Lénine et Mao Zedong sont-ils de «grands hommes» de l'Histoire dignes d'être immortalisés sur la place publique? Ou des potentats sanguinaires méritant l'opprobre et l'oubli?

Le débat fait rage à Montpellier, dans le sud de la France, à quelques semaines de l'inauguration officielle d'une place sur laquelle figureront les statues de bronze d'une dizaine de figures politiques importantes, dont les ex-dirigeants russe et chinois.

Le président de l'agglomération, Georges Frêche, à l'origine de l'initiative, a dévoilé mercredi les cinq premières statues, qui incluent, outre celle de Lénine, Winston Churchill, Franklin D. Roosevelt, Charles de Gaulle et l'ancien leader socialiste français Jean Jaurès. Celle de Mao Zedong viendra s'ajouter dans une seconde phase d'ici 2012.

«Vive Lénine et vive la révolution d'octobre!» a lancé en levant le poing le politicien, un ex-dirigeant socialiste qui s'était fait expulser du parti en 2007 à la suite de propos à connotation raciste sur la composition de l'équipe nationale de soccer.

L'installation des statues de trois mètres de hauteur vise à faire connaître les grands acteurs de l'histoire du XXe siècle, au dire de M. Frêche. Mais elle est reçue comme une provocation par des élus de la région, qui lui reprochent de vouloir «imposer sa vision de l'Histoire».

Le parti des Verts dénonce la présence de statues de Lénine et de Mao Zedong, et menace de les déboulonner à la première occasion.

La formation, qui a lancé une page Facebook pour rallier les opposants à l'initiative, exprime son «refus farouche d'accueillir à Montpellier ces symboles de régimes dictatoriaux et autocratiques».

Même son de cloche du militant écologiste José Bové, qui s'insurge, parlant de Lénine, contre la «glorification d'un régime totalitaire» par un geste «mégalo et dangereux».

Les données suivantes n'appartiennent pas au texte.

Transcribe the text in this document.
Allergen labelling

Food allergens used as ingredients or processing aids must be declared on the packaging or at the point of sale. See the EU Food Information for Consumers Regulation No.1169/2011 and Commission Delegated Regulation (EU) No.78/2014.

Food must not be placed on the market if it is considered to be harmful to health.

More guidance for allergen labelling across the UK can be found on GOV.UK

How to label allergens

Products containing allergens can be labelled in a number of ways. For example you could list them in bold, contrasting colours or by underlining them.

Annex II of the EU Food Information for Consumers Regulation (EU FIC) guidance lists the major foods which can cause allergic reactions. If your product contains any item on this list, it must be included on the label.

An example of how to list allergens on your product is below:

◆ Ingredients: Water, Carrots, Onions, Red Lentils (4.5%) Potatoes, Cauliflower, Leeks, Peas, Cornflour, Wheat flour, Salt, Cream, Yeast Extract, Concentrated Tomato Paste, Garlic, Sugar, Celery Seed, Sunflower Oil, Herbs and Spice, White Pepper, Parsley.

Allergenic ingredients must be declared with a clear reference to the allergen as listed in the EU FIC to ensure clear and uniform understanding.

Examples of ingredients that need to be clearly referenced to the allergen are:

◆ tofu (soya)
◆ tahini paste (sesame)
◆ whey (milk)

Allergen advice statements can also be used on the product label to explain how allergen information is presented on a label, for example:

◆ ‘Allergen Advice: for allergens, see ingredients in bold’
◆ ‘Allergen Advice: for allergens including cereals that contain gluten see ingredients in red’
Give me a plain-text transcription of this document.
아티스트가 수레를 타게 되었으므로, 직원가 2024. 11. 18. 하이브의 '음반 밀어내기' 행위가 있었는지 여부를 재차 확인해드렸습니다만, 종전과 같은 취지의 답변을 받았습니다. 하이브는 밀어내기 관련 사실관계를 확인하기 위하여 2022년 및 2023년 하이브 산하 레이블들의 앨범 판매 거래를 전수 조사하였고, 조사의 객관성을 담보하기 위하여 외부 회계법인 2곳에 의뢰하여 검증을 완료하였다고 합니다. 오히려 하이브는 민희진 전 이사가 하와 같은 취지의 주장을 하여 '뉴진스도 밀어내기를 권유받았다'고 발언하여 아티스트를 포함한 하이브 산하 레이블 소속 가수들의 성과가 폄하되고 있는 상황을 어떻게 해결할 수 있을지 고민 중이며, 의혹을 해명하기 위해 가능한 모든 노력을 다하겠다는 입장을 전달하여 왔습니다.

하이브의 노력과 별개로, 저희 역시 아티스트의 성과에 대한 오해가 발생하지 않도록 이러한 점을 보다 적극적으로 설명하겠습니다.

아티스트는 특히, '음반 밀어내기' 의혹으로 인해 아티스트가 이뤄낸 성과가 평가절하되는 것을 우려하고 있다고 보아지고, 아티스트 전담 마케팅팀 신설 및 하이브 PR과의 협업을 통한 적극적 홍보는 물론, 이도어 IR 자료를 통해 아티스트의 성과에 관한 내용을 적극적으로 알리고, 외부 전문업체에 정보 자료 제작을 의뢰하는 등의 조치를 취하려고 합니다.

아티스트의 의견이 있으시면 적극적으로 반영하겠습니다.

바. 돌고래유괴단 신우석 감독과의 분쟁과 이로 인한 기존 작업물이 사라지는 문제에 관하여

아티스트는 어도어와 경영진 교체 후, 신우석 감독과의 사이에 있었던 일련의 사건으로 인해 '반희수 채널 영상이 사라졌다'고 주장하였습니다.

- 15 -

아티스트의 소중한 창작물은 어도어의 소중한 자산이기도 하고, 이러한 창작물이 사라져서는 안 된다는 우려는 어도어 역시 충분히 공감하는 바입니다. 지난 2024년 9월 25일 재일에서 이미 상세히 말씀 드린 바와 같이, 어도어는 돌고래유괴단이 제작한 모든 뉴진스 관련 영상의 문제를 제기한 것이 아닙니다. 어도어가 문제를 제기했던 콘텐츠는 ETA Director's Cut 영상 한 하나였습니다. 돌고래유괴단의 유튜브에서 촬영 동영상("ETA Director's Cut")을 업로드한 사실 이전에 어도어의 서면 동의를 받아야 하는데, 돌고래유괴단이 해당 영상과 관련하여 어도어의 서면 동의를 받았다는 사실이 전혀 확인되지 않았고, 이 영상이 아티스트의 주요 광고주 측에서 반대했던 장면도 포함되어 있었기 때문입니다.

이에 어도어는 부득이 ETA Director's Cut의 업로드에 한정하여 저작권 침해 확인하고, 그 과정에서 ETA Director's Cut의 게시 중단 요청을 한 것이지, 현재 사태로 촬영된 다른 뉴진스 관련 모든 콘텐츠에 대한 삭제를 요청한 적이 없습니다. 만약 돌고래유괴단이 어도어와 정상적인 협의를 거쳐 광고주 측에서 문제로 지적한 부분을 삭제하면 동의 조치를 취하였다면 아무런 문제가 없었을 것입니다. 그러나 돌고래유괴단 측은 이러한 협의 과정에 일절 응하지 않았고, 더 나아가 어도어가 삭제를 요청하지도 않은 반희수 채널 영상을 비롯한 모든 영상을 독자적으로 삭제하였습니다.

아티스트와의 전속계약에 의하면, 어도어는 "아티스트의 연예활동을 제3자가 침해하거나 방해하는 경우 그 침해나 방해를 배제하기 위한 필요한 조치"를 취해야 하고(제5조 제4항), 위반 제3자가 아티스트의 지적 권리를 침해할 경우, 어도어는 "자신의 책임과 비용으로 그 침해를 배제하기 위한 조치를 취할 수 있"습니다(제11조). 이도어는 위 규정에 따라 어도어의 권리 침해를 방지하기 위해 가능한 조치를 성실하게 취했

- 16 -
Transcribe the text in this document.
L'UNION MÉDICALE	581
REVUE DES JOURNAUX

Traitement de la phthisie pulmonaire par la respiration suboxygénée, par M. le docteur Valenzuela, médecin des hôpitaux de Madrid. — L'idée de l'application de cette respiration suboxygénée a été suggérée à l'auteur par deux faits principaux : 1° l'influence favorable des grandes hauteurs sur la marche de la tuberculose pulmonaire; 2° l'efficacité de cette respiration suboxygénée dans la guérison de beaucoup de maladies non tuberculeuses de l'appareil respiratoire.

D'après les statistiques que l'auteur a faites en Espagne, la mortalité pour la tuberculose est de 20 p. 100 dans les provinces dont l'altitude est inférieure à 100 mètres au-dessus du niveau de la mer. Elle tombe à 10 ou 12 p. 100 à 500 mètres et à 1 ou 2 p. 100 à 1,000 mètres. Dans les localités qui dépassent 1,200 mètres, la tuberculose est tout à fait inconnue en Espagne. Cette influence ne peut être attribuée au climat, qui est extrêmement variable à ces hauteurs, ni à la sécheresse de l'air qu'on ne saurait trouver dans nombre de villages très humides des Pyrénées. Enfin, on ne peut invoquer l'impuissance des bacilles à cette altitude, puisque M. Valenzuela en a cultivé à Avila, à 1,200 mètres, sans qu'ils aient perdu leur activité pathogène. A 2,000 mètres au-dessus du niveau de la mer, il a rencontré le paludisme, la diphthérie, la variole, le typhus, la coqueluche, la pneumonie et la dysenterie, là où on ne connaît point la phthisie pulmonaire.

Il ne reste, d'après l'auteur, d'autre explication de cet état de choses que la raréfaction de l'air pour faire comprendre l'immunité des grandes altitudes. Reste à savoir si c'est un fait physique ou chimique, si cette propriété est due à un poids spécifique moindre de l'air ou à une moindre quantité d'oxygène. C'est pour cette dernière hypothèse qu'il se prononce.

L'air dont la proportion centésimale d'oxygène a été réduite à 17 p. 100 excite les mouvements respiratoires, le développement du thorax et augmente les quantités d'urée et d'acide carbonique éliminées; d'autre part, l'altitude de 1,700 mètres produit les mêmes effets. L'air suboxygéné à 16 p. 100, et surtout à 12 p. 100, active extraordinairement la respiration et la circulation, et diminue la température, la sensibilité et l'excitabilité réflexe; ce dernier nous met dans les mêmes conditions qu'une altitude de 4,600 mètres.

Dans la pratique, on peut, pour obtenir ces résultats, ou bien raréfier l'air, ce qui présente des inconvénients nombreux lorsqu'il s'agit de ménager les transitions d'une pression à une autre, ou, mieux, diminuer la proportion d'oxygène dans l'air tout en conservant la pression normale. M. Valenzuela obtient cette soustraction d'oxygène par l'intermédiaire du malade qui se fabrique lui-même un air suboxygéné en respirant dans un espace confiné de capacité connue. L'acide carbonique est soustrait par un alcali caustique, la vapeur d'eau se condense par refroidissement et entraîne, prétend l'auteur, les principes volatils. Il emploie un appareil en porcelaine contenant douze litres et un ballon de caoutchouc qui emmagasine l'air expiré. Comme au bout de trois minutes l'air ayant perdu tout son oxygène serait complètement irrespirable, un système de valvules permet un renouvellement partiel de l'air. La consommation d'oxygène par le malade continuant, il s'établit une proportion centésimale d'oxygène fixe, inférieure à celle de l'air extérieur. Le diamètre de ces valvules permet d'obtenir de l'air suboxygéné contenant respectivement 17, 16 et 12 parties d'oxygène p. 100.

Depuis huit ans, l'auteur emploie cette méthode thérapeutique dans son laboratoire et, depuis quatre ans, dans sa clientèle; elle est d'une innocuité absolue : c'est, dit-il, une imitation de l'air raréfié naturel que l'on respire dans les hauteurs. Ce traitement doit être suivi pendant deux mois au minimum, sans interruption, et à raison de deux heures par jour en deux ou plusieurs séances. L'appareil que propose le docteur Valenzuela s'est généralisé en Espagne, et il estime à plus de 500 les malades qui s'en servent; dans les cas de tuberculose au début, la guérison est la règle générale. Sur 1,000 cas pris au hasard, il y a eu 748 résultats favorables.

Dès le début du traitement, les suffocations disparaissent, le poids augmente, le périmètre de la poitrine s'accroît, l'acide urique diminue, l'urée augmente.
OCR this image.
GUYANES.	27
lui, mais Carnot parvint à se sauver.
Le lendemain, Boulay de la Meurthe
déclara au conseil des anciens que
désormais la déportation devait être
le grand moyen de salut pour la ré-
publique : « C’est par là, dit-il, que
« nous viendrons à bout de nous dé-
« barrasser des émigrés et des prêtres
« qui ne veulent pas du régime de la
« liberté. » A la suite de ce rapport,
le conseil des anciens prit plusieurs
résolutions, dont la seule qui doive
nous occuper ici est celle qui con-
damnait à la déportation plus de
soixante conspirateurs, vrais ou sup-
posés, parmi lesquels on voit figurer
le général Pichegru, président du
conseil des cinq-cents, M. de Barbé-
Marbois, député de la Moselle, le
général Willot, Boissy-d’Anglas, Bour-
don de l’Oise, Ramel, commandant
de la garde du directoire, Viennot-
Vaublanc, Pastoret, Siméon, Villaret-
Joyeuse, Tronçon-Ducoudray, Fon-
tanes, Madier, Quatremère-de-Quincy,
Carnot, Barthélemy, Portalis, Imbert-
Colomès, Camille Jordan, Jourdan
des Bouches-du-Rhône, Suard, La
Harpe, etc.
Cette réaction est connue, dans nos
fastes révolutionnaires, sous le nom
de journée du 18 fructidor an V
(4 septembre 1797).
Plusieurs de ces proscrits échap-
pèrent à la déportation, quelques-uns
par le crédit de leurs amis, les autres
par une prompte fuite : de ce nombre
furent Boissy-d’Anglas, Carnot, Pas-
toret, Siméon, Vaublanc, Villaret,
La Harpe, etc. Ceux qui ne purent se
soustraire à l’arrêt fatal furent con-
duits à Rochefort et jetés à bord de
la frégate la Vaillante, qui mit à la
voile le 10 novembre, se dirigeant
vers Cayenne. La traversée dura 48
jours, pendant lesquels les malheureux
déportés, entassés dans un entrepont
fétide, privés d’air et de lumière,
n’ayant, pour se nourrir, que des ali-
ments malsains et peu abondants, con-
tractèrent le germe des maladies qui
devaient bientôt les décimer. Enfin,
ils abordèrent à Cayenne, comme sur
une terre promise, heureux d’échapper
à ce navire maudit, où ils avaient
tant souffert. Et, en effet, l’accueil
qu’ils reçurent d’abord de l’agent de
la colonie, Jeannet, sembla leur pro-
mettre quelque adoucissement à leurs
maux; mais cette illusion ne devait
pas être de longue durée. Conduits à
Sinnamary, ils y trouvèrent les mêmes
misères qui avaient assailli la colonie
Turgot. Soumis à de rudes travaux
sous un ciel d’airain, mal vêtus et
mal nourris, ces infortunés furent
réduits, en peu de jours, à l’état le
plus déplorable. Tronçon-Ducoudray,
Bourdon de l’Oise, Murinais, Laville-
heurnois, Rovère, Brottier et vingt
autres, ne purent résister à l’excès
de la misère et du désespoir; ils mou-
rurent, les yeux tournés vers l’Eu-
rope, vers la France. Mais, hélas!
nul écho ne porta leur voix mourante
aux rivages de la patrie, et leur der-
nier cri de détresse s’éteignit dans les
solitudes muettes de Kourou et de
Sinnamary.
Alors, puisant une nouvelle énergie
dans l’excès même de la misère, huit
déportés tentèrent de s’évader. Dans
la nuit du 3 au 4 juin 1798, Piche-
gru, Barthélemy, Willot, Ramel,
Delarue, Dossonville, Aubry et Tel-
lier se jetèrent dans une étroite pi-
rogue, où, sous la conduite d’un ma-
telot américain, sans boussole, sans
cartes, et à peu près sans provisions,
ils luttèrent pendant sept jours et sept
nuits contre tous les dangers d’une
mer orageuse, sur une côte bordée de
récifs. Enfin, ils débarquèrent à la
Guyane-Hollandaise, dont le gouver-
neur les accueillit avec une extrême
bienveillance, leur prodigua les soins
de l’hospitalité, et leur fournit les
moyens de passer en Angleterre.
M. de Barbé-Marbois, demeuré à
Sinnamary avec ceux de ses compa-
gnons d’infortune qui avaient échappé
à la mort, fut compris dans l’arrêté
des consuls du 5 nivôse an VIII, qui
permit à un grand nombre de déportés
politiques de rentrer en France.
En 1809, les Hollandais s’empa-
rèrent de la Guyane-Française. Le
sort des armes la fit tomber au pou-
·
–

Le Front national est aussi indigné. Le parti d'extrême droite décrit l'installation d'une statue du dirigeant politique russe, vu comme un «fou sanguinaire», comme une «insulte faite aux morts, à l'Histoire, à la mémoire...»

»Libérateurs»

Georges Frêche se défend de vouloir blanchir Mao Zedong et Lénine. «Il faut que les gens comprennent que je consacre les deux hommes qui ont été des libérateurs de peuples. Pas ce qu'ils ont pu faire ensuite, car je sais leurs zones d'ombre», a-t-il expliqué aux médias français.

Lénine, souligne le politicien, «a changé la face du monde au XXe siècle» par la révolution d'octobre et son soutien au processus de décolonisation.

Quant à Mao Zedong, il est l'homme qui a «rendu sa dignité à la Chine», juge M. Frêche, qui est un ancien militant maoïste.

«La Révolution culturelle est un malheur pour la Chine, mais ça, l'Histoire l'oubliera», dit le président du conseil d'agglomération, qui n'entend pas se laisser décourager par d'éventuels actes de vandalisme contre les statues.

«Si des imbéciles les retirent, on fera réaliser des copies autant de fois qu'il le faudra. À 360 000 euros pièce, c'est le contribuable qui risque de ne pas apprécier», a-t-il prévenu.

Le brouhaha médiatique et politique entourant l'initiative est loin de déplaire au controversé élu. «Cette polémique est extraordinaire! Ça fait connaître la place dans toute la France», dit-il. Et au-delà.